The report found that the private sector cyber security business had a total economic impact of $809.5 million, and that military spending contributed an additional $705.8 million. The figures include direct impact, like payroll and contracts, and indirect as the money filters into the economy.

With the Department of Defense proposing to spend $23 billion on fighting cyber crime over the next five years, much of that money could come here, according to the report.

In response, the launch of a public-private partnership called the Cyber Center of Excellence was announced. The center will connect cyber-related companies with military leaders and academic partners to pursue a common strategy to promote the region's cyber strengths.

"Cyber can be San Diego's next big jobs generator," said Mark Cafferty, president and CEO of the EDC. "Like biotech was 30 years ago, cyber has the potential to be a driving force for growth in both our innovation and military economies."

While total employment in the San Diego region is expected to grow by 2.2 percent this year, cyber security jobs could jump 13 percent, according to the report.
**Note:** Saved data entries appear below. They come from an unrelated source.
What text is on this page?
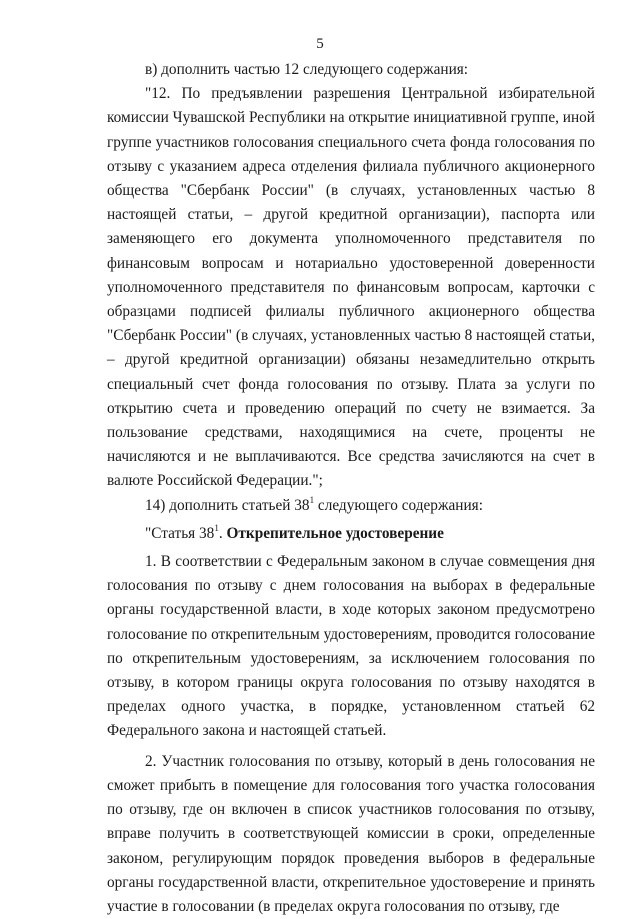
5

в) дополнить частью 12 следующего содержания:

"12. По предъявлении разрешения Центральной избирательной комиссии Чувашской Республики на открытие инициативной группе, иной группе участников голосования специального счета фонда голосования по отзыву с указанием адреса отделения филиала публичного акционерного общества "Сбербанк России" (в случаях, установленных частью 8 настоящей статьи, – другой кредитной организации), паспорта или заменяющего его документа уполномоченного представителя по финансовым вопросам и нотариально удостоверенной доверенности уполномоченного представителя по финансовым вопросам, карточки с образцами подписей филиалы публичного акционерного общества "Сбербанк России" (в случаях, установленных частью 8 настоящей статьи, – другой кредитной организации) обязаны незамедлительно открыть специальный счет фонда голосования по отзыву. Плата за услуги по открытию счета и проведению операций по счету не взимается. За пользование средствами, находящимися на счете, проценты не начисляются и не выплачиваются. Все средства зачисляются на счет в валюте Российской Федерации.";

14) дополнить статьей $38^1$ следующего содержания:

"Статья $38^1$. Открепительное удостоверение

1. В соответствии с Федеральным законом в случае совмещения дня голосования по отзыву с днем голосования на выборах в федеральные органы государственной власти, в ходе которых законом предусмотрено голосование по открепительным удостоверениям, проводится голосование по открепительным удостоверениям, за исключением голосования по отзыву, в котором границы округа голосования по отзыву находятся в пределах одного участка, в порядке, установленном статьей 62 Федерального закона и настоящей статьей.

2. Участник голосования по отзыву, который в день голосования не сможет прибыть в помещение для голосования того участка голосования по отзыву, где он включен в список участников голосования по отзыву, вправе получить в соответствующей комиссии в сроки, определенные законом, регулирующим порядок проведения выборов в федеральные органы государственной власти, открепительное удостоверение и принять участие в голосовании (в пределах округа голосования по отзыву, где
Cyber security has emerged as a national priority as global retailers, medical providers, and critical infrastructure fall prey to significant data breaches and theft, according to the report.

In a recent, high-profile data breach, Target reported that 40 million credit and debit card accounts were compromised between Nov. 27 and Dec. 15, and that hackers stole names, phone numbers, and email and mailing addresses from as many as 70 million customers.

The loss not only impacted the individual customers but tarnished the chain's image. The company reported U.S. sales declined 6.6 percent in the fourth quarter of last year.